I went to the New York Public Library for an afternoon walk. There was an exhibit called “Lunch” that focused on the impacts of this city and its culture on the midday meal, and I must have spent about five hours reading every inch of those displays. A part of me felt sad that so many of the artifacts were stuck behind those glass cases but I knew it was for the better, to preserve them. But really I just wanted to hold those Scooby Doo lunch boxes and 19th century journals, smell that old paper and the years etched between those rotting yellow edges, to feel the brush of ink dried over so many decades and Presidents. There’s magic in something ancient, a fairy tale in old notebooks and library cards. 
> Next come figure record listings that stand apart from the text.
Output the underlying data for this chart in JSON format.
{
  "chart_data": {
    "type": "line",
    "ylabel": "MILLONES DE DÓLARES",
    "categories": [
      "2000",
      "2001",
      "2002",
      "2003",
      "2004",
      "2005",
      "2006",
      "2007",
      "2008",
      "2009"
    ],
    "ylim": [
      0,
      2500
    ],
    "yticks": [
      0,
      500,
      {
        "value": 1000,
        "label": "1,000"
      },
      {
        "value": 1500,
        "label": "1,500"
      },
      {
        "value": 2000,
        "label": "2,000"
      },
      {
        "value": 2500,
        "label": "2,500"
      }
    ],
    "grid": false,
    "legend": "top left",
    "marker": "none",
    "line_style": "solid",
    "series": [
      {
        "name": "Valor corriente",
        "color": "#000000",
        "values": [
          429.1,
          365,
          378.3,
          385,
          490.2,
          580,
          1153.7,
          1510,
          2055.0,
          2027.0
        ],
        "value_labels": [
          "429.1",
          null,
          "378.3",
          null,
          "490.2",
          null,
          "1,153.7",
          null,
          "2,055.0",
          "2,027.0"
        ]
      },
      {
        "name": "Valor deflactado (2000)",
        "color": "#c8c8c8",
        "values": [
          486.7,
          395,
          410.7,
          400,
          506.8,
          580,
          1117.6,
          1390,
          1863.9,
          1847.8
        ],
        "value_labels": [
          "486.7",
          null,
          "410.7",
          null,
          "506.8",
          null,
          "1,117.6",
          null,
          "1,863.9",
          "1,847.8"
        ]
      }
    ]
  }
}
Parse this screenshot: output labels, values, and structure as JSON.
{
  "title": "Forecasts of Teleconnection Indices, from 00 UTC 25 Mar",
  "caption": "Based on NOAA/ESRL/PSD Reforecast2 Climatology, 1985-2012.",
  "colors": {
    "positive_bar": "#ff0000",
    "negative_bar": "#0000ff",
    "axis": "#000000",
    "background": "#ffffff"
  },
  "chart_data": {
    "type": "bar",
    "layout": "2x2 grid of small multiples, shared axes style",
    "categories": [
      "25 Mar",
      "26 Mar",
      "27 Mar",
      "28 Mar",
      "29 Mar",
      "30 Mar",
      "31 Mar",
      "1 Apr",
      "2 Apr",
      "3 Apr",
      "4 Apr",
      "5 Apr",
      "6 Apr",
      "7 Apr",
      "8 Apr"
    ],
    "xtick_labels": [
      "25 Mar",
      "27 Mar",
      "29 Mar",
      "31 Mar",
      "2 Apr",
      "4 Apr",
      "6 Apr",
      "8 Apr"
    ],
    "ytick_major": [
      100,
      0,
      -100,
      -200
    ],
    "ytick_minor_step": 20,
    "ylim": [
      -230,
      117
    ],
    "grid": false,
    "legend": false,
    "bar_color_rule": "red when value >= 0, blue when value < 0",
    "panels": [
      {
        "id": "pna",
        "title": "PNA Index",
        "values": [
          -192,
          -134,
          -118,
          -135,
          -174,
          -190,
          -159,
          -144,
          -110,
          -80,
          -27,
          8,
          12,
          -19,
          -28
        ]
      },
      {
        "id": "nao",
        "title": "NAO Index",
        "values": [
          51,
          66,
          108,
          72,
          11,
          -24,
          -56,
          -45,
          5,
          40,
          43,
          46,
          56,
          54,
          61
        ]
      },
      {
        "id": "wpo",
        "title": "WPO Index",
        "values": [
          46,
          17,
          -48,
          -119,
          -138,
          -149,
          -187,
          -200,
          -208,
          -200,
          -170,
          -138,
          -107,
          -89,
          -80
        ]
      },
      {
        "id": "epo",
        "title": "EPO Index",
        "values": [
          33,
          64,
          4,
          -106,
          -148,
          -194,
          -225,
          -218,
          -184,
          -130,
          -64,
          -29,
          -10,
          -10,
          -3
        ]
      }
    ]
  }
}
Deep down I’ve always had the mind of a historian: fascinated by the past, coloring dull greyed photographs with the illusory brush of reverence. I was there on 42nd street having automat lunches, wailing on corners for dollar apples, lining with the Negroes boycotting Woolsworth. But these pictures, these snippets of facts and anecdotal stories never really capture the true chagrin of existence. These people knew suffering, knew poverty, knew Stalin and Hitler, knew hunger, knew Great Depression’s and bigotry, knew The Five Points, knew disparity and the struggles of the human heart. I could only read about it, awed and unaware of the dirt and callus on each hand to pen these recorded griefs turned window-shop reflections.